Soon after his birth the family moved to Auchencairn, where Trotter was educated. In 1846 he worked in a law office in Glasgow, but soon left to study Medicine at Glasgow University, graduating MB ChB around 1854. As a physician he practised in Galloway and began collecting local folktales and anecdotes, later publishing the book Galloway Gossip. Trotter travelled widely as a young man—including a stint in British Guiana—and established a practice in Northumberland, which was taken over by his son when he returned to Scotland in 1880. He assumed his brother‑in‑law's practice in Perth, where he became a popular community figure. He was one of the founders of the Perth Sick Poor Nursing Society and the S. Andrew's Ambulance Association. For several years he served on Perth Town Council and was influential in improving the city's sanitary and medical affairs.
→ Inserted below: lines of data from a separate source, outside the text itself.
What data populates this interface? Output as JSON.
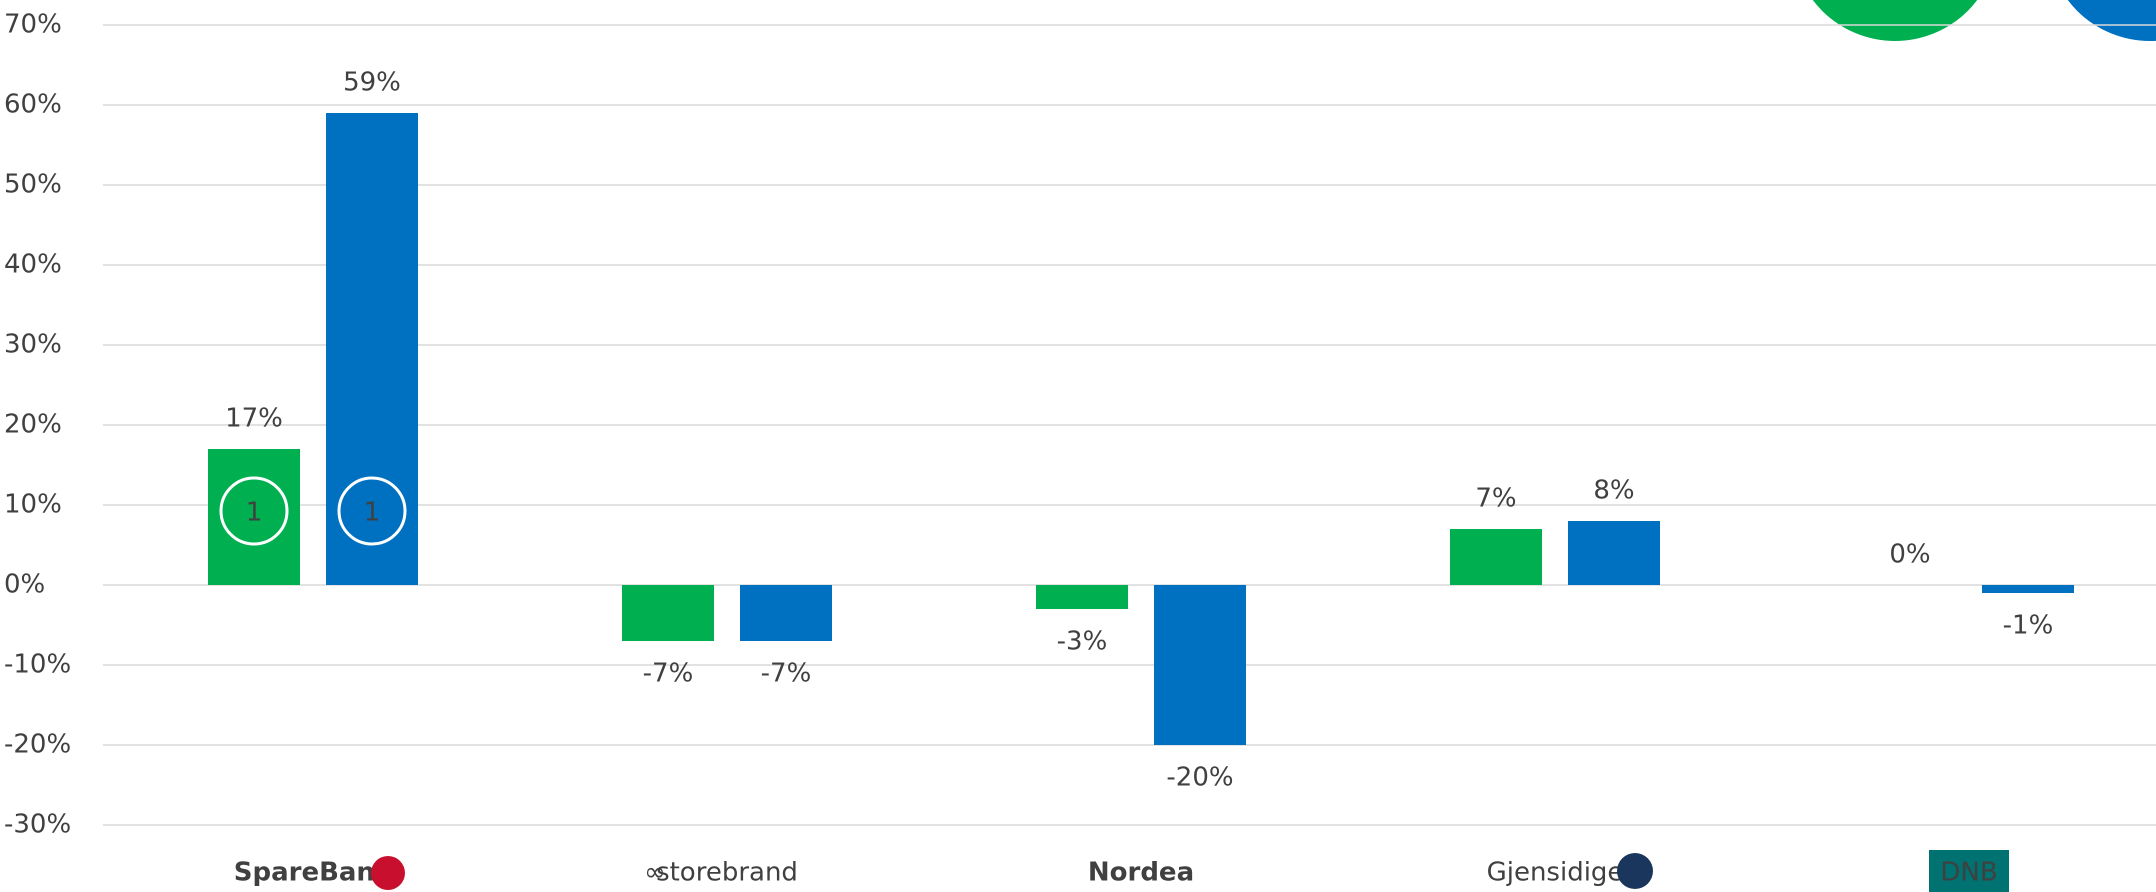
{
  "chart_data": {
    "type": "bar",
    "categories": [
      "SpareBank",
      "storebrand",
      "Nordea",
      "Gjensidige",
      "DNB"
    ],
    "series": [
      {
        "color": "#00b050",
        "values": [
          17,
          -7,
          -3,
          7,
          0
        ],
        "value_labels": [
          "17%",
          "-7%",
          "-3%",
          "7%",
          "0%"
        ]
      },
      {
        "color": "#0070c0",
        "values": [
          59,
          -7,
          -20,
          8,
          -1
        ],
        "value_labels": [
          "59%",
          "-7%",
          "-20%",
          "8%",
          "-1%"
        ]
      }
    ],
    "annotations": [
      "1",
      "1"
    ],
    "ylim": [
      -30,
      70
    ],
    "yticks": [
      {
        "value": -30,
        "label": "-30%"
      },
      {
        "value": -20,
        "label": "-20%"
      },
      {
        "value": -10,
        "label": "-10%"
      },
      {
        "value": 0,
        "label": "0%"
      },
      {
        "value": 10,
        "label": "10%"
      },
      {
        "value": 20,
        "label": "20%"
      },
      {
        "value": 30,
        "label": "30%"
      },
      {
        "value": 40,
        "label": "40%"
      },
      {
        "value": 50,
        "label": "50%"
      },
      {
        "value": 60,
        "label": "60%"
      },
      {
        "value": 70,
        "label": "70%"
      }
    ],
    "grid": true
  }
}
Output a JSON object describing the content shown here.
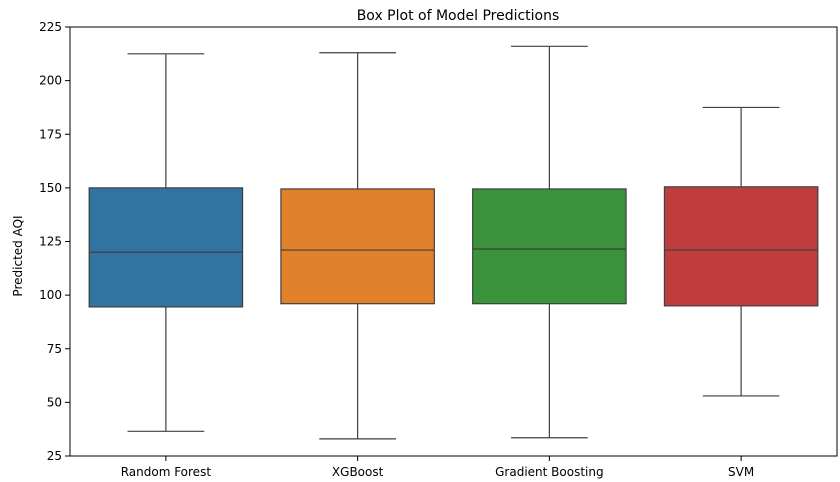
{
  "chart_data": {
    "type": "box",
    "title": "Box Plot of Model Predictions",
    "xlabel": "",
    "ylabel": "Predicted AQI",
    "ylim": [
      25,
      225
    ],
    "yticks": [
      25,
      50,
      75,
      100,
      125,
      150,
      175,
      200,
      225
    ],
    "grid": false,
    "categories": [
      "Random Forest",
      "XGBoost",
      "Gradient Boosting",
      "SVM"
    ],
    "boxes": [
      {
        "whisker_low": 36.5,
        "q1": 94.5,
        "median": 120.0,
        "q3": 150.0,
        "whisker_high": 212.5,
        "color": "#3274a1"
      },
      {
        "whisker_low": 33.0,
        "q1": 96.0,
        "median": 121.0,
        "q3": 149.5,
        "whisker_high": 213.0,
        "color": "#e1812c"
      },
      {
        "whisker_low": 33.5,
        "q1": 96.0,
        "median": 121.5,
        "q3": 149.5,
        "whisker_high": 216.0,
        "color": "#3a923a"
      },
      {
        "whisker_low": 53.0,
        "q1": 95.0,
        "median": 121.0,
        "q3": 150.5,
        "whisker_high": 187.5,
        "color": "#c03d3e"
      }
    ]
  }
}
Trotter was also an antiquarian and a member of the Edinburgh Society of Antiquaries, contributing articles on local history to various newspapers. He retired to Tayview House, 2 Tay Street in Perth, Scotland.

==Literary career==
Trotter’s literary output, published under the pseudonyms Mrs Maria Trotter and Saxon, demonstrates his distinctive approach to authorship. By “editing” his own work under a male pseudonym, he created a dual narrative voice that appealed to a diverse readership. Recent scholarly work has re‑examined his writings for their role in preserving Galloway folklore and local traditions. His work has been included in anthologies such as The Sound of our Voices (2000) and featured in the journal Lallans (2001), ensuring that his contributions to Scottish literature are not forgotten.

==Legacy==
Trotter’s writings continue to attract interest from literary scholars and historians. His unique method of employing pseudonyms to navigate gendered readership and his detailed collection of local anecdotes offer valuable insights into 19th‑century Scottish culture and medical history. Modern reprints and academic studies have helped revive interest in his work, establishing him as an important figure in both Scottish literature and folklore.

==Family==
Trotter was married to Helen Finlay Baird (1851–1917). Three of his sons—Robert Samuel, Thomas Baird, and Alexander—followed in his footsteps by becoming physicians. He died in 1907 in Perth and is buried in Wellshill Cemetery in the north of the city. The grave lies on the south wall of the southern path linking to the Jeanfield section.

==Principal works==
- Galloway Gossip: Sixty Years Ago (1877)
- Galloway Gossip: The Southern Albanich Eighty Years Ago (1901)

In an attempt to reintroduce his work to a contemporary audience, selections from Galloway Gossip were included in the anthology The Sound of our Voices, edited by Pete Fortune and Liz Niven and published by Dumfries and Galloway Libraries (2000). Further selections, along with an essay on Trotter himself, were published in the journal Lallans (2001).